La Fédération professionnelle des journalistes du Québec (FPJQ) a vertement critiqué la perquisition effectuée par la Sûreté du Québec (SQ) mercredi soir dans les locaux du Journal de Montréal.

La SQ a saisi l’ordinateur du journaliste judiciaire du Journal, Michaël Nguyen, en raison d’un article publié en juin qui faisait état d’une plainte déposée contre la juge Suzanne Vadeboncoeur. Celle-ci aurait agi de façon inappropriée avec des constables du Palais de justice. L’article de M. Ngyuen s’appuyait sur une bande vidéo et une copie d’un rapport d’incident.

Or, la SQ juge que M. Nguyen a obtenu les documents de façon illégale. La FPJQ croit plutôt que le corps policier tente de connaitre la ou les sources qui ont fournis les informations au Journal de Montréal.

«Il est inadmissible de perquisitionner des journalistes ou des médias d’information pour tenter de démasquer leurs sources lorsque ce qui a été révélé est d’intérêt public, comme dans le cas présent.
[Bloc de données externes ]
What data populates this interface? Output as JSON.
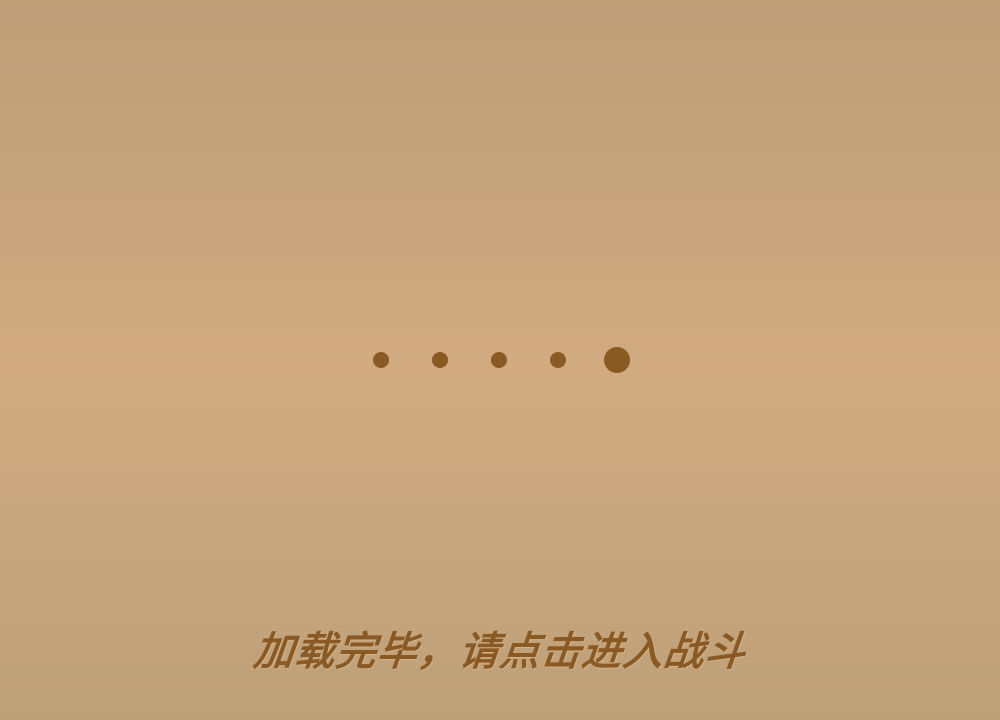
{
  "loading": {
    "total_steps": 5,
    "active_step": 5,
    "prompt_text": "加载完毕，请点击进入战斗"
  },
  "colors": {
    "background_center": "#d1aa80",
    "background_edge": "#bd9e77",
    "dot": "#8a5a24",
    "prompt": "#8b5a24"
  }
}
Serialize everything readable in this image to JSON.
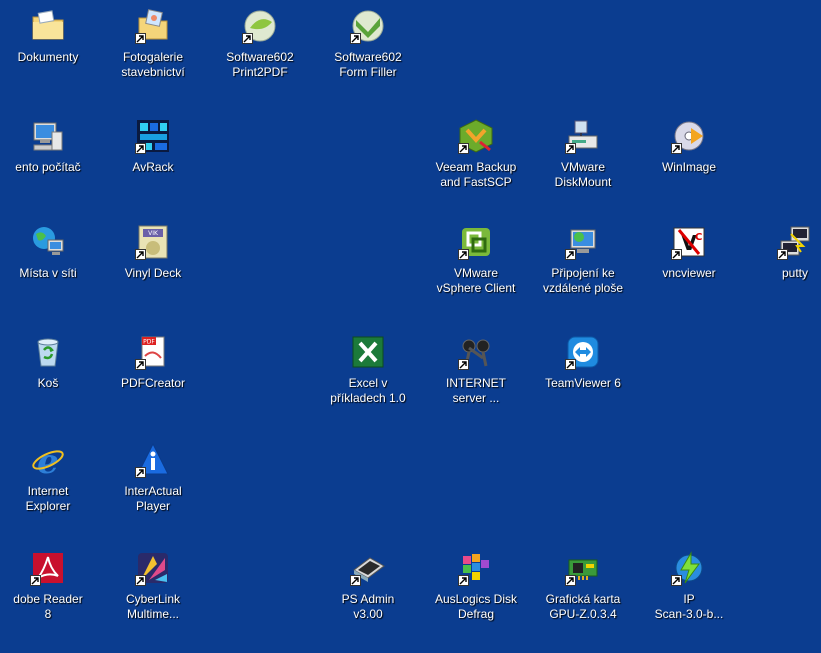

Le public a le droit de savoir comment se comportent les représentants de l’État, qui plus est, quand ils sont chargés d’appliquer la loi», a fait savoir par voie de communiqué le président de la FPJQ, Jean-Thomas Léveillé.

L’avocat du quotidien, Me Bernard Pageau, a nié dans les pages du Journal que M. Nguyen ait agi de façon illégale. «Toute perquisition dans un média d’information constitue une entorse à la liberté de presse et à la démocratie. C’est inacceptable», a-t-il indiqué.

Selon le Journal de Montréal, l’ordinateur est toujours sous scellé, le temps que la cour entende une requête pour faire casser le mandat de perquisition.